Erlangen 8 December 1876
Abends.
Sehr geehrter Herr College!
Ich habe Ihr mir sehr angenehmes Schreiben vom gestrigen Datum heute Nachmittag erhalten und komme so eben aus der Senatssitzung, in welcher unsere, der Facultät, Vorschläge wie zu erwarten einstimmig angenommen wurden; auch bin ich Ihnen dieses mitzutheilen vom akademischen Senat ausdrücklich beauftragt. Unser Vorschlag aber geht eigentlich allein auf Ihre Berufung mit der dringenden Bitte, dies so viel als möglich zu beschleunigen und nur eventuell, für den Fall wenn Sie nicht mehr für uns zu haben wären, haben wir noch Martin in Prag an zweiter Stelle in Vorschlag gebracht. Der Bericht des Prorectors, Professor
Bechmann, wird morgen nach München
| mit dem meinigen abgehen, und Ihre definitive Berufung ist jetzt nichts als eine Zeitfrage, welche von der Erledigung im königlichen
Cabinet abhängt, das sich zur Zeit noch in Hohenschwangau aufhält. Da aber die Beschleunigung der Sache hoffentlich ebenso von dem Minister
Lutz, wie von uns, betrieben werden wird, so ist die königliche Bestätigung doch wohl noch vor Weihnachten zu erwarten. Nöthigenfalls werden wir drängen, und sollten Sie mich unterdeß telegraphisch von der erfolgten Berufung nach Bonn benachrichtigen, so werden wir weiter nach München
telegraphieren und uns Auskunft erbitten.

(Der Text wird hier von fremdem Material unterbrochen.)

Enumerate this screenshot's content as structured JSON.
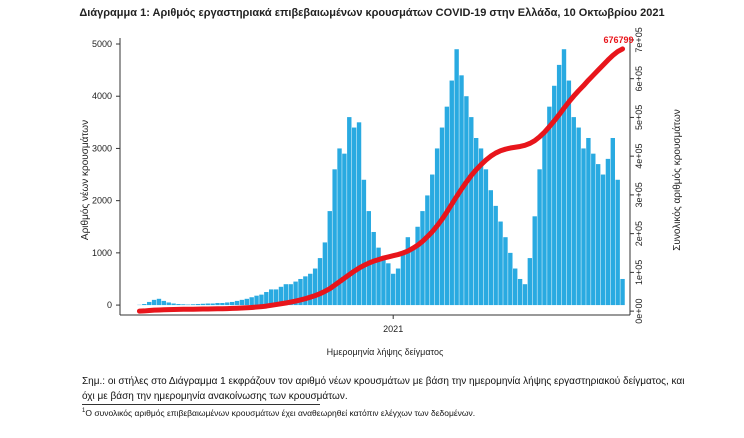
{
  "chart_data": {
    "type": "bar-line",
    "title": "Διάγραμμα 1: Αριθμός εργαστηριακά επιβεβαιωμένων κρουσμάτων COVID-19 στην Ελλάδα, 10 Οκτωβρίου 2021",
    "y_label": "Αριθμός νέων κρουσμάτων",
    "y2_label": "Συνολικός αριθμός κρουσμάτων",
    "x_label": "Ημερομηνία λήψης δείγματος",
    "categories": [
      null,
      null,
      null,
      null,
      null,
      null,
      null,
      null,
      null,
      null,
      null,
      null,
      null,
      null,
      null,
      null,
      null,
      null,
      null,
      null,
      null,
      null,
      null,
      null,
      null,
      null,
      null,
      null,
      null,
      null,
      null,
      null,
      null,
      null,
      null,
      null,
      null,
      null,
      null,
      null,
      null,
      null,
      null,
      null,
      null,
      null,
      null,
      null,
      null,
      null,
      null,
      null,
      "2021",
      null,
      null,
      null,
      null,
      null,
      null,
      null,
      null,
      null,
      null,
      null,
      null,
      null,
      null,
      null,
      null,
      null,
      null,
      null,
      null,
      null,
      null,
      null,
      null,
      null,
      null,
      null,
      null,
      null,
      null,
      null,
      null,
      null,
      null,
      null,
      null,
      null,
      null,
      null,
      null,
      null,
      null,
      null,
      null,
      null,
      null,
      null
    ],
    "series": [
      {
        "type": "bar",
        "color": "#29aae1",
        "values": [
          5,
          20,
          60,
          100,
          120,
          80,
          50,
          30,
          20,
          15,
          10,
          15,
          20,
          25,
          30,
          30,
          40,
          40,
          50,
          60,
          80,
          100,
          120,
          150,
          180,
          200,
          250,
          300,
          300,
          350,
          400,
          400,
          450,
          500,
          550,
          600,
          700,
          900,
          1200,
          1800,
          2600,
          3000,
          2900,
          3600,
          3400,
          3500,
          2400,
          1800,
          1400,
          1100,
          900,
          800,
          600,
          700,
          1000,
          1300,
          1100,
          1500,
          1800,
          2100,
          2500,
          3000,
          3400,
          3800,
          4300,
          4900,
          4400,
          4000,
          3600,
          3200,
          3000,
          2600,
          2200,
          1900,
          1600,
          1300,
          1000,
          700,
          500,
          400,
          900,
          1700,
          2600,
          3300,
          3800,
          4200,
          4600,
          4900,
          4300,
          3600,
          3400,
          3000,
          3200,
          2900,
          2700,
          2500,
          2800,
          3200,
          2400,
          500
        ]
      },
      {
        "type": "line",
        "axis": "y2",
        "color": "#e8151b",
        "values": [
          0,
          500,
          1500,
          2500,
          3000,
          3500,
          4000,
          4300,
          4500,
          4700,
          4900,
          5000,
          5200,
          5400,
          5600,
          5800,
          6000,
          6300,
          6600,
          7000,
          7500,
          8000,
          8700,
          9500,
          10500,
          11500,
          13000,
          15000,
          17000,
          19000,
          21000,
          23500,
          26000,
          29000,
          32000,
          36000,
          40000,
          45000,
          51000,
          58000,
          67000,
          76000,
          85000,
          94000,
          103000,
          111000,
          118000,
          124000,
          129000,
          133000,
          137000,
          140000,
          143000,
          146000,
          150000,
          155000,
          162000,
          170000,
          180000,
          192000,
          205000,
          220000,
          237000,
          256000,
          276000,
          296000,
          315000,
          333000,
          350000,
          365000,
          378000,
          390000,
          400000,
          408000,
          414000,
          418000,
          421000,
          423000,
          425000,
          428000,
          433000,
          440000,
          450000,
          462000,
          476000,
          491000,
          507000,
          524000,
          540000,
          555000,
          569000,
          582000,
          596000,
          609000,
          622000,
          635000,
          648000,
          660000,
          670000,
          676799
        ]
      }
    ],
    "ylim": [
      -190,
      5115
    ],
    "yticks": [
      0,
      1000,
      2000,
      3000,
      4000,
      5000
    ],
    "y2lim": [
      -10000,
      705000
    ],
    "y2ticks": [
      {
        "value": 0,
        "label": "0e+00"
      },
      {
        "value": 100000,
        "label": "1e+05"
      },
      {
        "value": 200000,
        "label": "2e+05"
      },
      {
        "value": 300000,
        "label": "3e+05"
      },
      {
        "value": 400000,
        "label": "4e+05"
      },
      {
        "value": 500000,
        "label": "5e+05"
      },
      {
        "value": 600000,
        "label": "6e+05"
      },
      {
        "value": 700000,
        "label": "7e+05"
      }
    ],
    "labeled_points": [
      99
    ]
  },
  "note": "Σημ.: οι στήλες στο Διάγραμμα 1 εκφράζουν τον αριθμό νέων κρουσμάτων με βάση την ημερομηνία λήψης εργαστηριακού δείγματος, και όχι με βάση την ημερομηνία ανακοίνωσης των κρουσμάτων.",
  "footnote_marker": "1",
  "footnote": "Ο συνολικός αριθμός επιβεβαιωμένων κρουσμάτων έχει αναθεωρηθεί κατόπιν ελέγχων των δεδομένων."
}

Sobald die königliche Bestätigung erfolgt ist, beauftragt der Minister unseren Prorector, die officielle Verhandlung zur Berufung mit Ihnen zu führen und es genügt die Erklärung Ihrer Annahme, um die Sache zum Abschluß zu bringen. Sie | können 1200 Mark und nach Umständen auch mehr – ich weiß nicht einmal, ob Sie verheiratet sind – Umzugskosten verlangen und, wie ich meine, unbedenklich am 24. Ihre Wohnung in Straßburg kündigen, da Sie doch gewiß nicht mehr Gefahr laufen, sich zwischen zwei Stühle zu setzen.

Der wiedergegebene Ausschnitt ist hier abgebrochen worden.